Ultimately, Mr. Camejo asserts that outperformance results because "SRI sees an aspect of reality not included in the research of traditional Wall Street firms." This concept is important because it allows the author to designate SRI strategies as a financial screen. When SRI strategies are viewed as a financial screen, the explanation of their ability to yield outperformance fits within accepted financial theories. This logic may make SRI more palatable to financial analysts and institutional investors than when the strategies are marketed as "socially responsible."

Mr. Camejo writes, "Wall Street's traditional view is that you can add alpha (performance), but that SRI does not because it uses screens that are external to financial performance. But Wall Street is wrong in this judgment, precisely because SRI is a financial screen."

The recent jury award of $28 billion from Phillip Morris to a smoker must surely give pause to analysts who think every portfolio should have a slice of tobacco because it passes traditional financial screens.

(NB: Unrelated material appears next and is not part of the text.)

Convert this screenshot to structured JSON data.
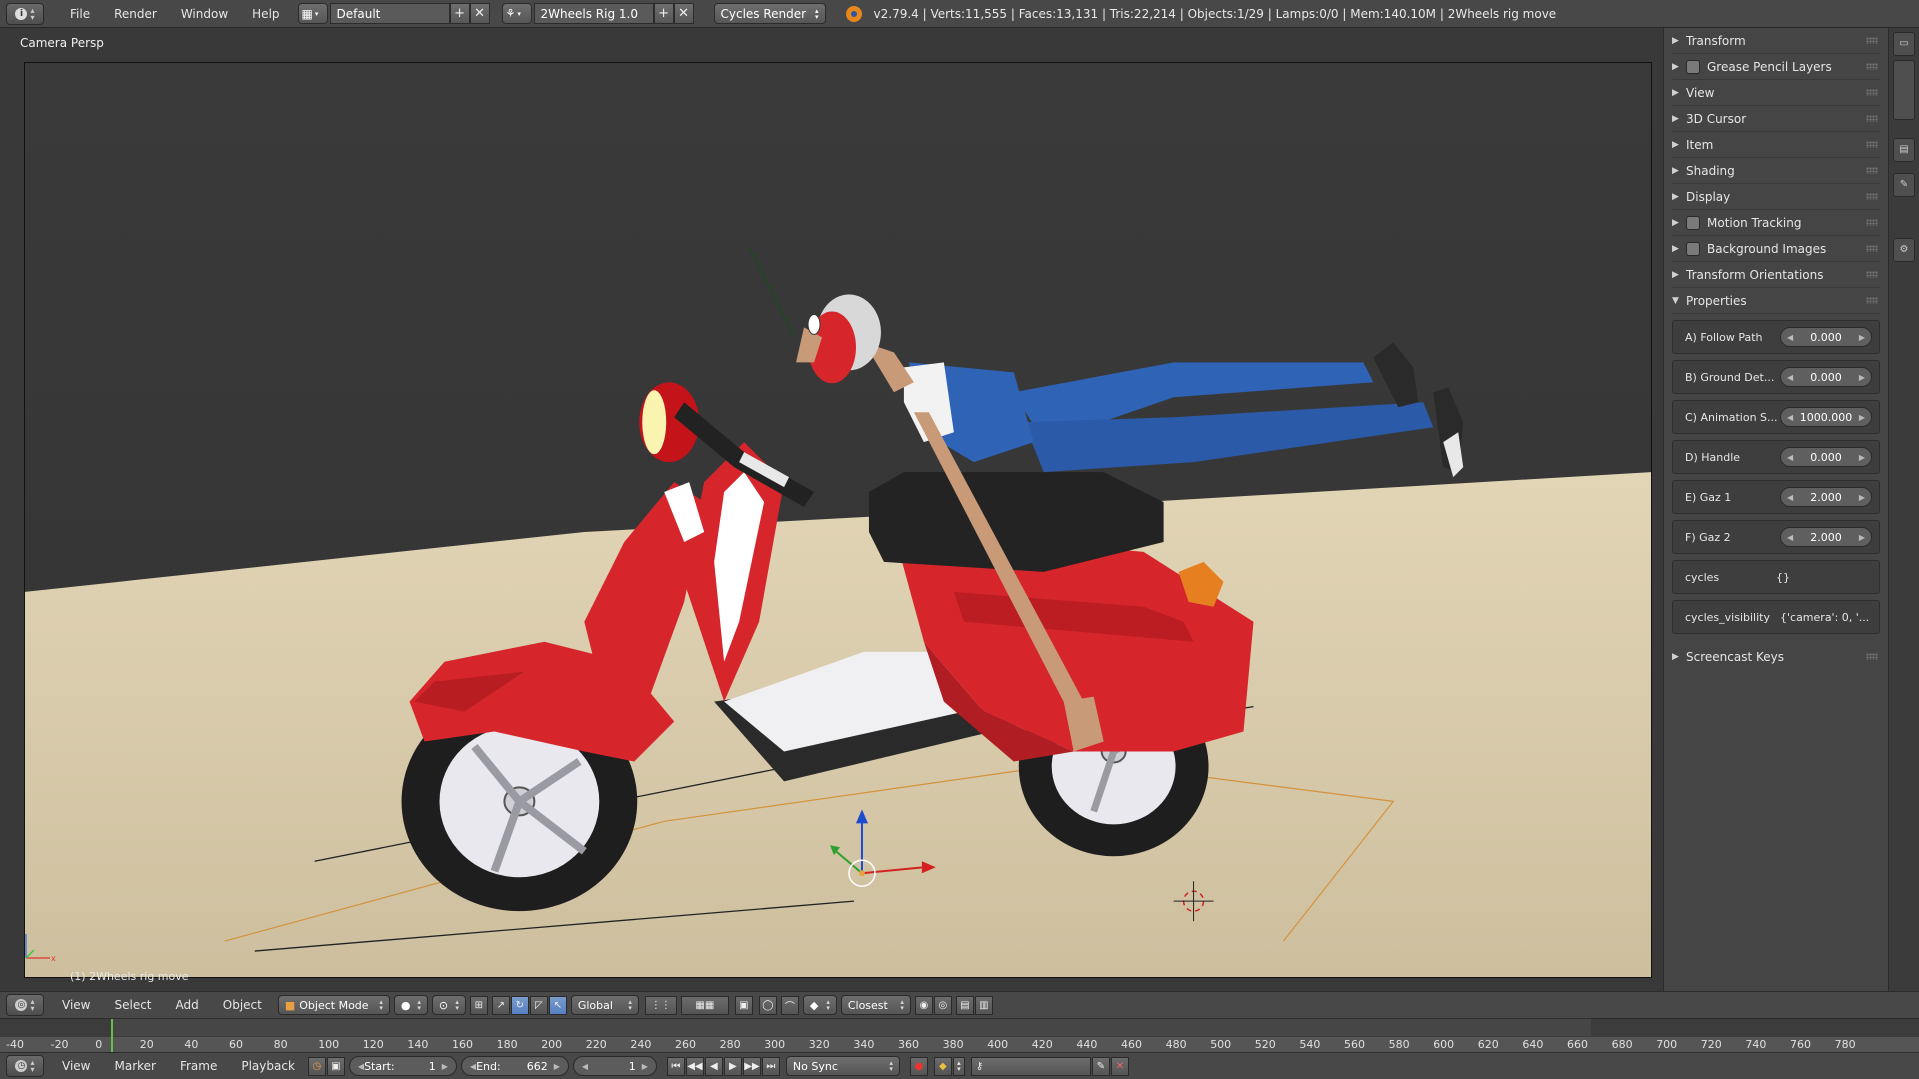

Mr. Camejo does a commendable job presenting some complicated financial material. However, lay readers may find themselves lost in a sea of alphas and betas while financial analysts will likely be hunting in vain for detailed analyses. Nonetheless, both of these groups will find the book useful. Individual investors will find some comfort in the fact that they do not have to sacrifice financial performance to invest with their values. Financial professionals will get a solid view of SRI strategies and copious references they can look to for further clarification.

Readers will also benefit from the nine supporting chapters written by experts in the socially responsible investing field. These chapters provide some key arguments as to why SRI strategies should be considered by foundations and pension funds. They also offer additional views on how to employ SRI strategies in such areas as the environment, international investing, and community investing.

The SRI Advantage is sure to create some discussion. Mr. Camejo does not hold back in making claims and seems to even encourage readers to challenge his conclusions. He goes so far as to frame the premise of the book, that investments using SRI strategies outperform investments that do not consider social and environmental concerns, as a hypothesis rather than a proof. The author addresses some counter-arguments to his assertions but never wavers in his belief that because SRI strategies avoid companies that produce social harm, investments using these strategies outperform.

Finally, this book is also a call to existing social investors to not be satisfied with sub-par financial performance. Indeed, most SRI professionals will not claim that investments using SRI strategies outperform other investments; they simply say that investments using SRI strategies earn competitive returns. Now, Mr. Camejo suggests that outperformance is the new measure of success.